Remember the two benefits of failure. First, if you do fail, you learn what doesn't work; and second, the failure gives you the opportunity to try a new approach.
Take advantage of the ambiguity in the world. Look at something and think what else it might be.
Life is like a maze in which you try to avoid the exit.
Most people think of success and failure as opposites, but they both are products of the same process.
It's easy to come up with new ideas; the hard part is letting go of what worked for you two years ago, but will soon be out-of-date.
New ideas are not born in a conforming environment.
Most brilliance arises from ordinary people working together in extraordinary ways.
By the time the average person finishes college, he or she will have taken over 2,600 tests, quizzes, and exams. The right answer approach becomes deeply ingrained in our thinking. This may be fine for some mathematical problems where there is in fact only one right answer. The difficulty is that most of life isn’t this way. Life is ambiguous; there are many right answers- all depending on what you’re looking for. But if you think there is only one right answer, then you’ll stop looking as soon as you find one.
Look for the second right answer.
Everyone has a 'risk muscle.' You keep it in shape by trying new things. If you don't, it atrophies. Make a point of using it at least once a day.
Going to a junkyard is a sobering experience. There you can see the ultimate destination of almost everything we desired.
If you fall in love with an idea, you won't see the merits of alternative approaches-and will probably miss an opportunity or two. One of life's great pleasures is letting go of a previously cherished idea. Then you're free to look for new ones. What part of your idea are you in love with? What would happen if you kissed it goodbye?
If you don't execute your ideas, they die.
Flexibility is a requirement for survival.
It's important for the explorer to be willing to be led astray.
We grow up thinking that the best answer is in someone else's brain. Much of our education is an elaborate game of 'guess what's in the teacher's head?' What the world really needs to know right now is what kind of dreams and ideas are in your head.
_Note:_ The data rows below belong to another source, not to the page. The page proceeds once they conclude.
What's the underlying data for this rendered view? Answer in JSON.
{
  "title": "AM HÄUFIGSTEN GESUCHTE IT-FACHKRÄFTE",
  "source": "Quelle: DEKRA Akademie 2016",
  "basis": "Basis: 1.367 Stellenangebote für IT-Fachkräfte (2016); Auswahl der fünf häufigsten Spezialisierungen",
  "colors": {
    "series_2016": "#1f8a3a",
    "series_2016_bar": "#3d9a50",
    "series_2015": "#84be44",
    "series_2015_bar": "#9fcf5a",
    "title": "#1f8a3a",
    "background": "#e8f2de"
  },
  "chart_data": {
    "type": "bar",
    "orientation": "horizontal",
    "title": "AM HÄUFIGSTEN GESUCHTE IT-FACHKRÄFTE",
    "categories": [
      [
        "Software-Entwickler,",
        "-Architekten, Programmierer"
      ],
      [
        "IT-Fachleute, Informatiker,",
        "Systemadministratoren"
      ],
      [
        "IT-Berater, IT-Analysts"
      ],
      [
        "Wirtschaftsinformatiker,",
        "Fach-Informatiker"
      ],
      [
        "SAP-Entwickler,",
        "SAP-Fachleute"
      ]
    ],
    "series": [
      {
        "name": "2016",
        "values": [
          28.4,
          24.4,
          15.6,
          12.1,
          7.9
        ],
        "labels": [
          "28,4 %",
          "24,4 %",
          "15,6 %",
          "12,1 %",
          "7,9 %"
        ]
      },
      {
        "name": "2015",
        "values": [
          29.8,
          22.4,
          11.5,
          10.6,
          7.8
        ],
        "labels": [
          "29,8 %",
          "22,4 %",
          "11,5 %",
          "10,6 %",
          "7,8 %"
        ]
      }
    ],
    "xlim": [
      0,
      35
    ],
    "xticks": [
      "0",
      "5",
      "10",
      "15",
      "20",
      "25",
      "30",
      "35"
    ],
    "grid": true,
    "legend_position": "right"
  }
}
Here's my advice: Go ahead and be whacky. Get into a crazy frame of mind and ask what's funny about what you're doing.
If you make an error, use it as a stepping stone to a new idea you might not have otherwise discovered.
Knowledge is the stuff from which new ideas are made. Thus, the real key to being creative lies in what you do with your knowledge.
The hallmark of creative people is their mental flexibility... Sometimes they are open and probing, at others they're playful and off-the-wall. At still other times, they're critical and faultfinding. And finally they're doggedly persistent in striving to reach their goals.
What excuses stand in your way? How can you eliminate them?
When everyone thinks alike, no one is doing very much thinking.
The worlds of thought and action overlap. What you think has a way of becoming true.
There is a close relationship between the "ha-ha" of humor and the "aha!" of discovery.
Most burning issues generate far more heat than light.